IRAN: Iran announced last night that it was freezing all operations connected with uranium enrichment in a diplomatic victory for the EU and a move that should spare Tehran being sent to the UN Security Council.
In a letter to the UN nuclear watchdog, the International Atomic Energy Agency, the Iranian authorities said they would suspend all activities connected with uranium enrichment until and if a final and broader diplomatic agreement is reached with the EU.
The Iranian announcement followed 10 days of brinkmanship and nit-picking after marathon negotiations in Paris between Iran and the EU troika of Britain, France and Germany.
The decision was timed to influence a crucial IAEA board meeting in Vienna in 10 days' time.
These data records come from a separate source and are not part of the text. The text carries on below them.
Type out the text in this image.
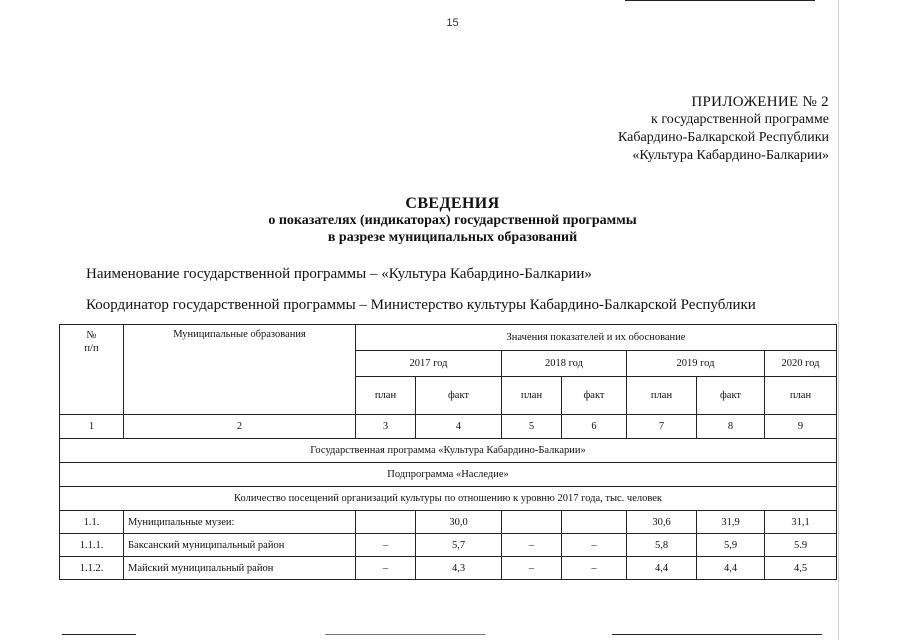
15
ПРИЛОЖЕНИЕ № 2
к государственной программе
Кабардино-Балкарской Республики
«Культура Кабардино-Балкарии»
СВЕДЕНИЯ
о показателях (индикаторах) государственной программы
в разрезе муниципальных образований
Наименование государственной программы – «Культура Кабардино-Балкарии»
Координатор государственной программы – Министерство культуры Кабардино-Балкарской Республики
№
п/п	Муниципальные образования	Значения показателей и их обоснование						
		2017 год		2018 год		2019 год		2020 год
		план	факт	план	факт	план	факт	план
1	2	3	4	5	6	7	8	9
Государственная программа «Культура Кабардино-Балкарии»								
Подпрограмма «Наследие»								
Количество посещений организаций культуры по отношению к уровню 2017 года, тыс. человек								
1.1.	Муниципальные музеи:		30,0			30,6	31,9	31,1
1.1.1.	Баксанский муниципальный район	–	5,7	–	–	5,8	5,9	5.9
1.1.2.	Майский муниципальный район	–	4,3	–	–	4,4	4,4	4,5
In return for the Iranian agreement, the Europeans are expected to resist US calls that Iran be referred to the Security Council for possible sanctions.
The agreement gives the Europeans and the Iranians more time to reach a grander bargain. But the Bush administration, in particular, remains intensely suspicious of the agreement. It remains to be seen whether the new Bush administration will adopt a more aggressive approach on Iran.
Since the tentative agreement in Paris, Tehran has balked at the EU's insistence on "indefinite" suspension of uranium enrichment, while the Europeans demanded an indefinite freeze until a long-term agreement was reached.
The Iranians yielded on this point and on the contentious issue of what uranium enrichment means. The Iranian enrichment programme can deliver the fissile material needed for nuclear warheads. The Iranians wanted to narrow the definition and continue some operations connected with enrichment. But last night they appeared to have backed down.
The Iranian nuclear issue was threatening to come to a head at the Vienna meeting, with the Iranians facing severe censure.
If the Iranians had not frozen their uranium enrichment activities by November 25th, the EU troika would have backed Washington in seeking to take the crisis to the Security Council.
A similar agreement was reached a year ago in Tehran between the EU three and Iran. It was hailed as proof that the EU could display diplomatic muscle, but the deal quickly unravelled.
As a result of last night's agreement, the EU and Iran are scheduled to start negotiations next month on a broader pact trading EU economic and technological support to Iran if Tehran closes down its uranium enrichment facilities entirely.